Construction Company Gives Back To SF
by Breanna Fuss, Reporter
August 03, 2013 3:03 PM
A South Dakota Construction company spent the day giving back to the community. For 50 years now Soukup Construction has been busy tearing down and building up the Sioux Empire. On Saturday 51 of the 80 employees who work for the company volunteered their time and construction skills to make Family Park look a little nicer.
Jim Soukup is the President of Soukup Construction. Since 1963, the construction company has been shaping the Sioux Empire with its work. And on Saturday morning, they were at it again. But this project was near and dear to all of their hearts.

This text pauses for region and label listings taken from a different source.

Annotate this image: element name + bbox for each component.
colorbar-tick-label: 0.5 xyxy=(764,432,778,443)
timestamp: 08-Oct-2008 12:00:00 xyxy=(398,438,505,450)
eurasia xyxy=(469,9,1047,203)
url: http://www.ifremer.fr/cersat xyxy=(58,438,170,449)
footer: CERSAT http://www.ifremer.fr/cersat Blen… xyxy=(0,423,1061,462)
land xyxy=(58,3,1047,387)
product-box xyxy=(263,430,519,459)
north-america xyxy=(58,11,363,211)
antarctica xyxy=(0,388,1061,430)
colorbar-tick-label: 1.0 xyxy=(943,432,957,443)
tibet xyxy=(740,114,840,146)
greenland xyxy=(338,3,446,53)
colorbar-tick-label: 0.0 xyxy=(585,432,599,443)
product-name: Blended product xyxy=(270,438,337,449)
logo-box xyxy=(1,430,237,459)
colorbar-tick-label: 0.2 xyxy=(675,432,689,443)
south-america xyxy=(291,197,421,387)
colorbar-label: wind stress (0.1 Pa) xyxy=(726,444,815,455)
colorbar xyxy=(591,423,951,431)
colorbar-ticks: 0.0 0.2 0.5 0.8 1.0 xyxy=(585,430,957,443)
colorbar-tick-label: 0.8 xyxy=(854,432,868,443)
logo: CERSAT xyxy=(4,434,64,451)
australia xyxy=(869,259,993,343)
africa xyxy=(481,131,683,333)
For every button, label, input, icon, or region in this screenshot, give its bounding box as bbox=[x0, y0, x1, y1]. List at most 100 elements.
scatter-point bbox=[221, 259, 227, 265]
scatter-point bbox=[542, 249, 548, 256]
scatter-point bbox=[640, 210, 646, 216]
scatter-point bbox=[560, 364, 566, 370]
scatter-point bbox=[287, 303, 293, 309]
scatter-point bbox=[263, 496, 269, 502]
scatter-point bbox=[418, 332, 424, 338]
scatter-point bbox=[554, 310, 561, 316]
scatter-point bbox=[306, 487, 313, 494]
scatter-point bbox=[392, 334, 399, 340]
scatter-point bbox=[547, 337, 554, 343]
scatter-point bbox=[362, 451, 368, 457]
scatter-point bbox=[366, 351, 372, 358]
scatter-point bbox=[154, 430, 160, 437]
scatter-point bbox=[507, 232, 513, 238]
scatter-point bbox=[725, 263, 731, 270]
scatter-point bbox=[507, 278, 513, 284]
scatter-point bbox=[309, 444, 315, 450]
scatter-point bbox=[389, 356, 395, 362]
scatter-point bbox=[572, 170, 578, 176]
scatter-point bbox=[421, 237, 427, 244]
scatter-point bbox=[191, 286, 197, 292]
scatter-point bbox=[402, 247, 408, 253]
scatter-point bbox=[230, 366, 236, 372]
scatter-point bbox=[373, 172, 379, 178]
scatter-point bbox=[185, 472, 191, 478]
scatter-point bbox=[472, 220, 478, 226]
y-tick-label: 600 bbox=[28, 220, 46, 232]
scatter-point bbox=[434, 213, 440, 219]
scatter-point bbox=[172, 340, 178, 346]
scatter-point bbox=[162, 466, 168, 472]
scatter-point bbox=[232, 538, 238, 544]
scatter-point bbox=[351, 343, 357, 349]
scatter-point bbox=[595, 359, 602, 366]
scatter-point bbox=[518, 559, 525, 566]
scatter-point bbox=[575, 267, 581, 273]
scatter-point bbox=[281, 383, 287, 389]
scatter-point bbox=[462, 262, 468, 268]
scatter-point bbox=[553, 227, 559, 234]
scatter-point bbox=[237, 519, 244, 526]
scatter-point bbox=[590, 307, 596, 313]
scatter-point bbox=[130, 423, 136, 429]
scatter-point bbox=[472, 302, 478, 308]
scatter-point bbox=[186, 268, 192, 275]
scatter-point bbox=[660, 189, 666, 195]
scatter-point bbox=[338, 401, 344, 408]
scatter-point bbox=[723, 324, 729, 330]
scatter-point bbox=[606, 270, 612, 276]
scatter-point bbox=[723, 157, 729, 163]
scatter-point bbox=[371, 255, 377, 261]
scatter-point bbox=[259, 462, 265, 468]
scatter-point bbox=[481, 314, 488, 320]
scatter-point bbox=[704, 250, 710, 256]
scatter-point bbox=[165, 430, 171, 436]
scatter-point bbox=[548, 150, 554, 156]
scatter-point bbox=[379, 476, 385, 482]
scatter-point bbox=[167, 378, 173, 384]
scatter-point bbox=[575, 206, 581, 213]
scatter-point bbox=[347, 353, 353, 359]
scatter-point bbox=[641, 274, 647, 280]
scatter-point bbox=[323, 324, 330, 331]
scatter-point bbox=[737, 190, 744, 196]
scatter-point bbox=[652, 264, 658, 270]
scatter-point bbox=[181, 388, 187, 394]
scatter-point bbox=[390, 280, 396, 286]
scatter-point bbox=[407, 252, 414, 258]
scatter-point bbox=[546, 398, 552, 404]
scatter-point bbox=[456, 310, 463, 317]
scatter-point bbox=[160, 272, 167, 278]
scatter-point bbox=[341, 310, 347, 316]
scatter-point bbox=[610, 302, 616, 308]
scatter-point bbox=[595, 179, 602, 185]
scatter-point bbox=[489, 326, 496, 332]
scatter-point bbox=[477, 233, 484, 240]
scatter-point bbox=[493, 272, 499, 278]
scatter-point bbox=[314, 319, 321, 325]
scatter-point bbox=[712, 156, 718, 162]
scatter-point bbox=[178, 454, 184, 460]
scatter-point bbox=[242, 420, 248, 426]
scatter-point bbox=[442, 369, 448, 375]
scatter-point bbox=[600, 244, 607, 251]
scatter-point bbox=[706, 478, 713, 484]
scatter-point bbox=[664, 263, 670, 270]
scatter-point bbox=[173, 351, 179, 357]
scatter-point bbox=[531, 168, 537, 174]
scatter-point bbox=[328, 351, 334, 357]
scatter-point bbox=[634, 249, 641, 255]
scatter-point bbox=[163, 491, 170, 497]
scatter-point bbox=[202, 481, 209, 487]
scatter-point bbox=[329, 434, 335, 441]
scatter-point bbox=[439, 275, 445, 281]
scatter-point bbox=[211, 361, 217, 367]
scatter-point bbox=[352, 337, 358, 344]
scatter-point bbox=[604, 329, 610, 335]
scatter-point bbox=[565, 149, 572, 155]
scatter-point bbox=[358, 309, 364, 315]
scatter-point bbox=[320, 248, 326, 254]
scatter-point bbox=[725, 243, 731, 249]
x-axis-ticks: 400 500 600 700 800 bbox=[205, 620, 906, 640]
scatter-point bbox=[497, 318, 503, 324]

“Family park was a piece of land that we did a bunch of gravel mining on years ago, and when we finished that up, we were left with a lake,” said Soukup.
So Soukup said his family donated the 91 acres of land to the city of Sioux Falls, who then turned it into Family Park. And on Saturday, it was time to give again.
Some of the volunteer employees were busy dumping, and spreading dirt to begin the first phase of a new dog park.
Others were 'across the pond' creating fishing piers. One of those employees was Lane Busser, who’s been with Soukup Construction for 28 years.
“This is great, I mean everybody has made a good living out of Sioux Falls, so it’s our turn to give back,” said Busser.
And down the dirt mound is Merlyn Brockhouse. He and a team of men were replacing a rotted out culvert. Brockhouse said while Saturday's project has given him a chance to give back to the community, he is also able to work with people he hasn't gotten the chance to throughout his 22 years with the company.
“Not only is it building a better park, but it’s volunteering, and building that bond,” said Brockhouse.
Whether its building bonds, piers or just dumping dirt, Soukup said it's the least he can do for a community that has done so much for his company.
“We just knew that this would be our way to give back to the city of Sioux Falls,” said Soukup.
Workers were also relaying dirt around some areas of the ponds’ banks that had been washed away.